= Federal Airports Corporation =

Former Australian government agency

The Federal Airports Corporation (FAC) was a business enterprise of the Government of Australia responsible for the operation of major passenger airports in Australia. It was established by the Hawke government by an act of parliament in 1987 and commenced operation in January 1988, taking over control from the airports division of the Department of Aviation.

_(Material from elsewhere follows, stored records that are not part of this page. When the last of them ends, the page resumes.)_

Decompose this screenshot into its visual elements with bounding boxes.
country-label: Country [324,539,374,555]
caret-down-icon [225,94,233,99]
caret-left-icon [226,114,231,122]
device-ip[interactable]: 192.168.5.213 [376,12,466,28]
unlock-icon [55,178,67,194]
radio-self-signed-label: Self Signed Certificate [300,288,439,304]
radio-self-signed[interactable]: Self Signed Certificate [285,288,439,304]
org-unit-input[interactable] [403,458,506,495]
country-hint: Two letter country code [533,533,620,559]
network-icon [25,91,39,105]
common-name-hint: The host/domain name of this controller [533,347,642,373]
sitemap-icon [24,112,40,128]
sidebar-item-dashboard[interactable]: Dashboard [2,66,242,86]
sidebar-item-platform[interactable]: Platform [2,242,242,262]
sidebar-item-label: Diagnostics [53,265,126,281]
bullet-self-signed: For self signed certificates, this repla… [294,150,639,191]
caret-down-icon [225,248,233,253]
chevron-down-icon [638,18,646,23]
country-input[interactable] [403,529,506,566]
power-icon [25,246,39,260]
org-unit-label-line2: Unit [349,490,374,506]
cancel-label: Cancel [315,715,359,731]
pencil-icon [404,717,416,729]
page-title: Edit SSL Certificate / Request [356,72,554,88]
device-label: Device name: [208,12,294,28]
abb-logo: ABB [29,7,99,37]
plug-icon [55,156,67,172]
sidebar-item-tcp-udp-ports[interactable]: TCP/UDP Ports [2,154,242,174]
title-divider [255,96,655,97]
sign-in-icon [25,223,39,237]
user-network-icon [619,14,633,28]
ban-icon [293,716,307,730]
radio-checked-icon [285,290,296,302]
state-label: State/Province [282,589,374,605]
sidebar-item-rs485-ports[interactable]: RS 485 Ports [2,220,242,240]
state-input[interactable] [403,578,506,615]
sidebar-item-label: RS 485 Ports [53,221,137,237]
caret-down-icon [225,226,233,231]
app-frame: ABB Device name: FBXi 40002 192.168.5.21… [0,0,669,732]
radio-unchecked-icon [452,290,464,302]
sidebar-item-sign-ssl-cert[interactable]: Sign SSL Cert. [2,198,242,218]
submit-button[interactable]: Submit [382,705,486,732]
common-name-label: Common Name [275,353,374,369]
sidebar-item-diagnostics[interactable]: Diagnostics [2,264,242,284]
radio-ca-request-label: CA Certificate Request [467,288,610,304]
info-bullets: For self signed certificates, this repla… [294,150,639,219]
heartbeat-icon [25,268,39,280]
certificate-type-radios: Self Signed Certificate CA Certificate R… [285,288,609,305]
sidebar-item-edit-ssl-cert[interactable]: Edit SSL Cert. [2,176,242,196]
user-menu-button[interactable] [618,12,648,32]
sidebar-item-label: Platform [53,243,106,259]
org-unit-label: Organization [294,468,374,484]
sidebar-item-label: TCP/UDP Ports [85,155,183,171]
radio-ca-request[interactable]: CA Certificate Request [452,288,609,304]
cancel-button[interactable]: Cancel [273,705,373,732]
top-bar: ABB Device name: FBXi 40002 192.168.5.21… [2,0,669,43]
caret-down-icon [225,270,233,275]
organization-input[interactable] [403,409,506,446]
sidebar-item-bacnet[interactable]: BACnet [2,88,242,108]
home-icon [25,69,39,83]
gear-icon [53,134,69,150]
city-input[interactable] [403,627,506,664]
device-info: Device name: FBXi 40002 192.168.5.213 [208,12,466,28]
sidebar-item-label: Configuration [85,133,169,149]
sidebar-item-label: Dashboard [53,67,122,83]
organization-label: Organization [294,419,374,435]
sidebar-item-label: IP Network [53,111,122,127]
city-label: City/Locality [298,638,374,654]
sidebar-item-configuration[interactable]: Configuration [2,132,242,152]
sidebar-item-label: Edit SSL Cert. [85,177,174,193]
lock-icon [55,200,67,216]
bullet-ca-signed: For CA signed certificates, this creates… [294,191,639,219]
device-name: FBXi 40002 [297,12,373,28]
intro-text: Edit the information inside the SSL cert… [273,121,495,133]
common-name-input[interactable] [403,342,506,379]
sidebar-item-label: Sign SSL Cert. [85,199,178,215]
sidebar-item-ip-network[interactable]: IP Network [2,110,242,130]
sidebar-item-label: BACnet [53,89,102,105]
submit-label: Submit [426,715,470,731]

Discussion of the privatisation of airport operation in Australia commenced in the early 1990s. In April 1994, the Keating government announced that all airports operated by FAC would be privatised in several phases. Melbourne Airport, for example, was to be included in the first phase. A firm decision was made in 1996 by the Howard government that each airport would be leased to an individual operator for 50 years, with an option for a 49-year extension. Airport divestment was initiated in 1997 with the leasing of Melbourne, Brisbane and Perth Airports, followed by Adelaide, Canberra and Gold Coast airports, the remaining smaller airports in 1998, Sydney Airport in 2002, and the Sydney Basin airports of Bankstown, Camden and Hoxton Park in 2003.

At the beginning of 1997 the FAC operated 22 airports and handled over 60 million passenger annually. Melbourne Airport was leased to a newly formed Australia Pacific Airports Corporation for $1.3 billion, with the transfer being completed on 30 June 1997. Brisbane Airport was lease for $1.4 billion to Brisbane Airport Corporation. Australia Pacific Airports Corporation also obtained a 90% stake in Launceston Airport for $19 million on 29 May 1998, with the Launceston City Council owning the remaining 10%. Perth Airport was leased to the Australian Development Group in 1997.

By 30 June 1998 all significant assets and liabilities of the FAC were transferred to the new airport lessee companies. The FAC continued airport operations until 24 September 1998 and the transfer of residual assets and liabilities to the Federal Government was not completed until 8 September 1999. Sydney Airport Corporation acquired the lease for Sydney Airport in 2002.

At present the primary responsibility of the Airports Branch of the Department of Infrastructure, Transport, Regional Development, Communications, Sport and the Arts is the regulation of 21 leased federal airports on Commonwealth land. The Branch administers the Airports Act 1996, its associated regulations and the airport head leases.